Hamilton didn’t know why he let the creature alone. Perhaps it was simply because the baby lion had not done him any wrong.
Chapter Forty-two
Bed was the only place Edwina wanted to be. However, Aiden was insistent and he carried her out to the verandah, draping a blanket across her knees. Although she’d been sitting up in bed for the last two days, staring listlessly at the outside world, it was still a shock to be transplanted to the verandah with its hard-backed seat and too vivid sky. A myriad pains cascaded through her, ebbed and flowed in an unwelcome tide. Her br
other began brushing her hair. Edwina told him to stop fussing, to leave her alone. This waking from torpor with the milling expectation from Aiden and Constance that she was almost whole again was wrong. Broken was how Edwina best described her condition, and some parts would never repair.
It was enough managing the small tasks of living. The breathing in of tepid air, the ache that sprang from a useless arm and the sickness that harboured in her stomach yet to be teased away. There were thoughts too. A swirl of memories good and bad to mingle with the pain. And the understanding that she nearly died.

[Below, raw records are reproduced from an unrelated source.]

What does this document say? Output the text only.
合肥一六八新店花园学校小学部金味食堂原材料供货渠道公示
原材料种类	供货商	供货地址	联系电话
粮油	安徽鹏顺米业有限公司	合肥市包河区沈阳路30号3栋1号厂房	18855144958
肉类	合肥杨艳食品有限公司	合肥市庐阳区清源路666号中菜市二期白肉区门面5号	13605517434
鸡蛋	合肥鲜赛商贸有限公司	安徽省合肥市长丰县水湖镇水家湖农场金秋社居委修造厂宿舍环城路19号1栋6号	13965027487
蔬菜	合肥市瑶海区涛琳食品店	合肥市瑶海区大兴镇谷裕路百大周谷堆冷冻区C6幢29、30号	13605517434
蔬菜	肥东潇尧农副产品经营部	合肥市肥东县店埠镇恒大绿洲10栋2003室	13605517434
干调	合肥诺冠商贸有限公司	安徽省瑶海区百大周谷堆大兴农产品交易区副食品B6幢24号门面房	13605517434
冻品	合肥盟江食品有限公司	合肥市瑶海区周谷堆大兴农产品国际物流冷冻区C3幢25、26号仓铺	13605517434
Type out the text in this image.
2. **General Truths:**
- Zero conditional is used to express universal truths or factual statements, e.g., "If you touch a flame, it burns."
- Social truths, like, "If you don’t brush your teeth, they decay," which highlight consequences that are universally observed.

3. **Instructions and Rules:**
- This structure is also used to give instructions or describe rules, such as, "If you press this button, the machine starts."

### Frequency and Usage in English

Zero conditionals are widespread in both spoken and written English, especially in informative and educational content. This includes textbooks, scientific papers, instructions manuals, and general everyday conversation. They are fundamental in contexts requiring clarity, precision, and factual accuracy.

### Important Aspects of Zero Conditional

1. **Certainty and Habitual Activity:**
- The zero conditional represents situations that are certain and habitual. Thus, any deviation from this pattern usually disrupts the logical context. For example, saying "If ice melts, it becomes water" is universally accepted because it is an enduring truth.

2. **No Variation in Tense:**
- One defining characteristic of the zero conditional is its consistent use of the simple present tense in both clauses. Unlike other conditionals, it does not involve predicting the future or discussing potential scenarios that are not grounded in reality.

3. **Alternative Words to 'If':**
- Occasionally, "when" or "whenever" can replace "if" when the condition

How was it she’d come to cheat death?
Beside her Jed yawned. ‘Where are all the other dogs?’ she asked.
‘Tied up.’ Aiden placed a shawl across her shoulders. ‘Father says they are to be kept chained unless they’re taken out on the property. It’s because of the lion cub.’
‘It’s still alive?’ said Edwina.
‘Yes, but we’ll capture it.’ He adjusted the shawl.
It was too much – this bedside bustling – and she told her brother as much.
‘What is the matter with you? Yesterday you slapped the bowl from Constance’s hands.’ Aiden threw the hairbrush into the bedroom. It clattered to the floor.
‘I’ll eat when I’m hungry. I’ll not be forced.’
Aiden frowned. ‘You’ll eat when you’re told.’
Edwina was still smarting from the indecency of the sponge bath the girl gave her. It seemed the hours were filled with Aiden and the aboriginal girl, but not her father; there was no sign of him since she’d woken and Edwina had not asked to see him. ‘I’m tired, Aiden.’
‘Father says you have to get stronger. Twice a day for an hour each you’re to sit out here.’
‘And if I don’t want to?’
Aiden shrugged. ‘Then you can walk back to bed by yourself.’
‘It was Father who shot me?’ Confirmation wasn’t required. The sickbed imagining became reality with consciousness. And people wondered why she was ill at ease.